Technical controls catch most typosquatting attempts, but trained employees provide the essential last line of defence. Your security awareness training should include:

  • URL verification habits: Teach employees to carefully check the full URL before entering credentials, paying attention to subtle character substitutions and unexpected TLDs.
  • Bookmark critical sites: Encourage employees to use bookmarks for frequently accessed business applications rather than typing URLs or clicking email links.
  • Password manager integration: Password managers will not auto-fill credentials on a typosquatted domain because the domain does not match their records. This provides an automatic safety net — if the password manager does not offer to fill credentials, it is a strong signal that something is wrong.
  • Phishing simulations: Include typosquatting scenarios in your regular phishing simulations so employees practise identifying lookalike domains in a safe environment.
  • Reporting culture: Create a blame-free reporting culture where employees feel comfortable flagging suspicious URLs without fear of punishment.

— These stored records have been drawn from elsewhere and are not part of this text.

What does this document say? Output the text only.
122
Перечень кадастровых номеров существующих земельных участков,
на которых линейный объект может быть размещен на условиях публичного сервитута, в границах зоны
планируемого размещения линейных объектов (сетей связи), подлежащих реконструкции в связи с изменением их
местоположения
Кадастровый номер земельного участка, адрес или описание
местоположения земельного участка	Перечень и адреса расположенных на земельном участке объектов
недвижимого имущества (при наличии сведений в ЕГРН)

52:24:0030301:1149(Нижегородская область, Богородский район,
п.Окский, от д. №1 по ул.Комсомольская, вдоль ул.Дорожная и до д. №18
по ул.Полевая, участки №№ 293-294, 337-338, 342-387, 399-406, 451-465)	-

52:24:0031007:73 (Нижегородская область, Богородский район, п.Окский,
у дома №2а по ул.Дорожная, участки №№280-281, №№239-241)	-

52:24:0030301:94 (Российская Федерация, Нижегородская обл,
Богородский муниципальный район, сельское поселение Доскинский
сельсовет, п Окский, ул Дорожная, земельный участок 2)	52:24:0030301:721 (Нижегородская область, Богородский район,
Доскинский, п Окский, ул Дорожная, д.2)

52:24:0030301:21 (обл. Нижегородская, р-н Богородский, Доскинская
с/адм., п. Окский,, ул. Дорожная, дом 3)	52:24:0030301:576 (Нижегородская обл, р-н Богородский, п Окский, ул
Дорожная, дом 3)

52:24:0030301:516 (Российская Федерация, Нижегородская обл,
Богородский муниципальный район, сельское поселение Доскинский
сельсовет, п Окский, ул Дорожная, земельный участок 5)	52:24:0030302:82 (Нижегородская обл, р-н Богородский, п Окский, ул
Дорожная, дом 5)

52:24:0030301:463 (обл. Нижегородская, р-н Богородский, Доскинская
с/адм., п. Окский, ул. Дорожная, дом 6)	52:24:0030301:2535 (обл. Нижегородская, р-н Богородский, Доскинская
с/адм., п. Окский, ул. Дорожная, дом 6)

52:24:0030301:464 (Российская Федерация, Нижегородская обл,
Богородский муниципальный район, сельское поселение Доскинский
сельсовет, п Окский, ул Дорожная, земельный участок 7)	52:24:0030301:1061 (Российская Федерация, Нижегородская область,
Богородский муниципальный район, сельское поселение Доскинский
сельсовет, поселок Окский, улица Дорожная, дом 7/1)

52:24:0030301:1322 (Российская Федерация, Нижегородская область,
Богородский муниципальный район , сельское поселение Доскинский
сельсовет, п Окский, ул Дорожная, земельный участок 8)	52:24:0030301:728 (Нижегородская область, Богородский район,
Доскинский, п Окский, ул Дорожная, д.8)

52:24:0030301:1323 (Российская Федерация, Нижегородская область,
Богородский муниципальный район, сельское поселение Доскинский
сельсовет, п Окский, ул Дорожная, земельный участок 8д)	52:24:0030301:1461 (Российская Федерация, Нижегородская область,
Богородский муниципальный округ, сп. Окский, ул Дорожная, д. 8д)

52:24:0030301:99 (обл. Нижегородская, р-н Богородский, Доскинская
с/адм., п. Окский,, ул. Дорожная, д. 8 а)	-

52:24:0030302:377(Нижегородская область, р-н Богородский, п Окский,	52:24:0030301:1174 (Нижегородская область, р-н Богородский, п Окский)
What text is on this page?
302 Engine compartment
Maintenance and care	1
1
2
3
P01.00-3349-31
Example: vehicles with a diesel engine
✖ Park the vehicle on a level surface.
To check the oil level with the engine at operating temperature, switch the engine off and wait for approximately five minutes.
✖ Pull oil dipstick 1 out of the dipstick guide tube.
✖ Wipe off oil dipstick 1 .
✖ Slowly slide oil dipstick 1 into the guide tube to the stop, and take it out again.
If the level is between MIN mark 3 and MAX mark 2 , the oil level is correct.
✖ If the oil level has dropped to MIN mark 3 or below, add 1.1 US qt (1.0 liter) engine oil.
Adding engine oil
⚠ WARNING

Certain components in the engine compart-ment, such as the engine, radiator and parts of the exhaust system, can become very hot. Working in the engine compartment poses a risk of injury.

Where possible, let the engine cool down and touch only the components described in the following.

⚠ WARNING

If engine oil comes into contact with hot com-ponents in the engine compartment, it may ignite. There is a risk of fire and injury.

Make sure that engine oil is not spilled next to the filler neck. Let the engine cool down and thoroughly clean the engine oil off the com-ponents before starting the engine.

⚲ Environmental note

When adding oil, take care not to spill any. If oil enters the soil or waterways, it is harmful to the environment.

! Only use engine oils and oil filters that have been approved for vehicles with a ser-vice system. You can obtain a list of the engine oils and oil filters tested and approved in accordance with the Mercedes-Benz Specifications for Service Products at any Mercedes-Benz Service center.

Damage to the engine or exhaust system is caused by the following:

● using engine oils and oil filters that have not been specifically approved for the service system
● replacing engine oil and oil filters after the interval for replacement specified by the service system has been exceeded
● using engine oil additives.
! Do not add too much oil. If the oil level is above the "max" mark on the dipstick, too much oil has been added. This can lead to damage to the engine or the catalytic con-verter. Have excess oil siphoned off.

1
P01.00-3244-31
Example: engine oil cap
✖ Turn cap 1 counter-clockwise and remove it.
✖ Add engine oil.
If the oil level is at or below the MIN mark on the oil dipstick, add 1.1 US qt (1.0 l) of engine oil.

Building a Typosquatting Response Plan

When a typosquatting attack is detected, time is critical. Establish a clear response plan:

  1. Identify affected users: Determine which employees may have interacted with the typosquatted domain.
  2. Reset credentials: Immediately reset passwords for any accounts that may have been compromised.
  3. Block the domain: Add the typosquatted domain to your DNS filter and email gateway blocklists.
  4. Investigate scope: Check authentication logs for suspicious activity from potentially compromised accounts.
  5. Initiate takedown: Contact the domain registrar and relevant abuse reporting channels to have the domain taken down.
  6. Communicate: Notify affected employees and, if customer data may have been exposed, follow your breach notification procedures.
  7. Learn and adapt: Use the incident to improve your defences and update training materials with the real-world example.

The Intersection of AI and Typosquatting

Artificial intelligence is making typosquatting both more dangerous and more detectable. On the attack side, AI tools can automatically generate thousands of plausible domain variations, clone websites instantly, and craft personalised phishing emails that direct victims to typosquatted domains. On the defence side, AI-powered threat detection can analyse domain registration patterns, identify visual similarities between legitimate and suspicious domains, and detect anomalous DNS traffic that may indicate employees are visiting typosquatted sites.

Typosquatting exploits the gap between human perception and digital precision. A single misread character can lead to credential theft, malware infection, or financial loss. By combining technical controls, proactive domain monitoring, and consistent employee training, your organisation can close this gap and ensure that lookalike domains lose their power to deceive. The defences are straightforward and affordable — what they require is awareness, diligence, and the commitment to implement them consistently.